Measurement of QT interval prolongation: A comparative evaluation of six algorithms using simulated electrocardiograms

While measurement of QT prolongation in electrocardiogram (ECG) is important to clinical applications, but it is difficult to quantitatively evaluate the performance of QT measurement algorithms using clinical ECGs because the true values of the QT changes are usually unknown. In this paper, we report a comparative study to evaluate the performance of the six algorithms for QT interval prolongation measurement with computer-simulated ECGs based on a whole-heart model. Artificial zero-mean Gaussian noise with variable signal-to-noise ratios (SNR) was added to the simulated ECGs for quantitative evaluation of these algorithms with variations thresholds.

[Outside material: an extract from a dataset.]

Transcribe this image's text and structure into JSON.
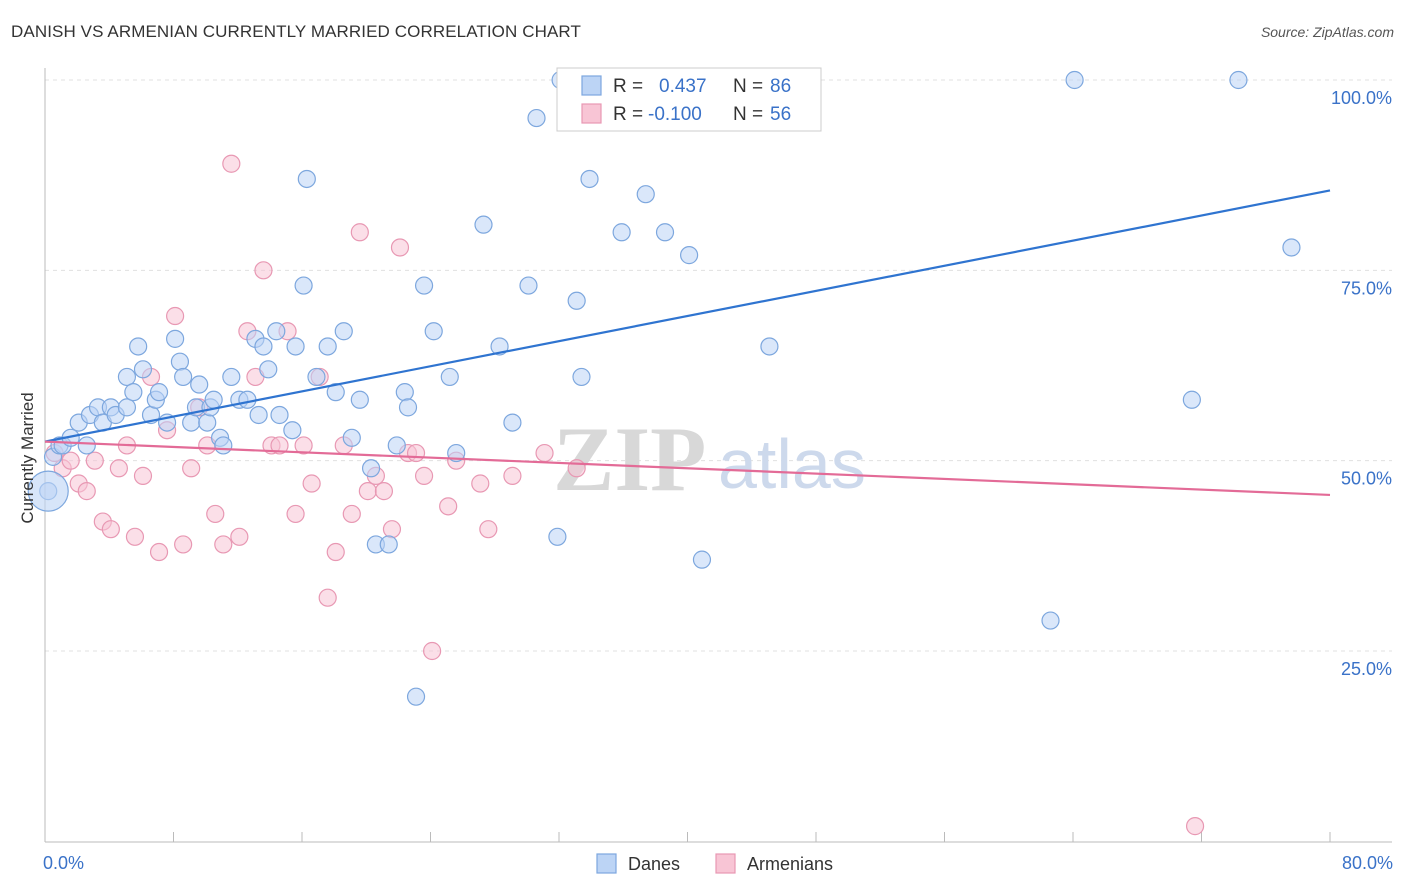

The study showed that, the measurement accuracies of these six methods augment with the increase of the SNR of simulation data, while the variations of threshold of these methods have little influence on the measurement accuracy of QT interval variation. Through evaluating the QT interval prolongation values measured from the same simulated ECGs contaminated with noises, the best performance was obtained from the continuous wavelet transform based method with the mean error less than 1 ms even when the SNR is as low as 0 dB. Our study suggests that the continuous wavelet transform based method may outperform the traditional methods in estimating QT interval prolongation for ECGs with strong noise as evaluated with artificial ECGs.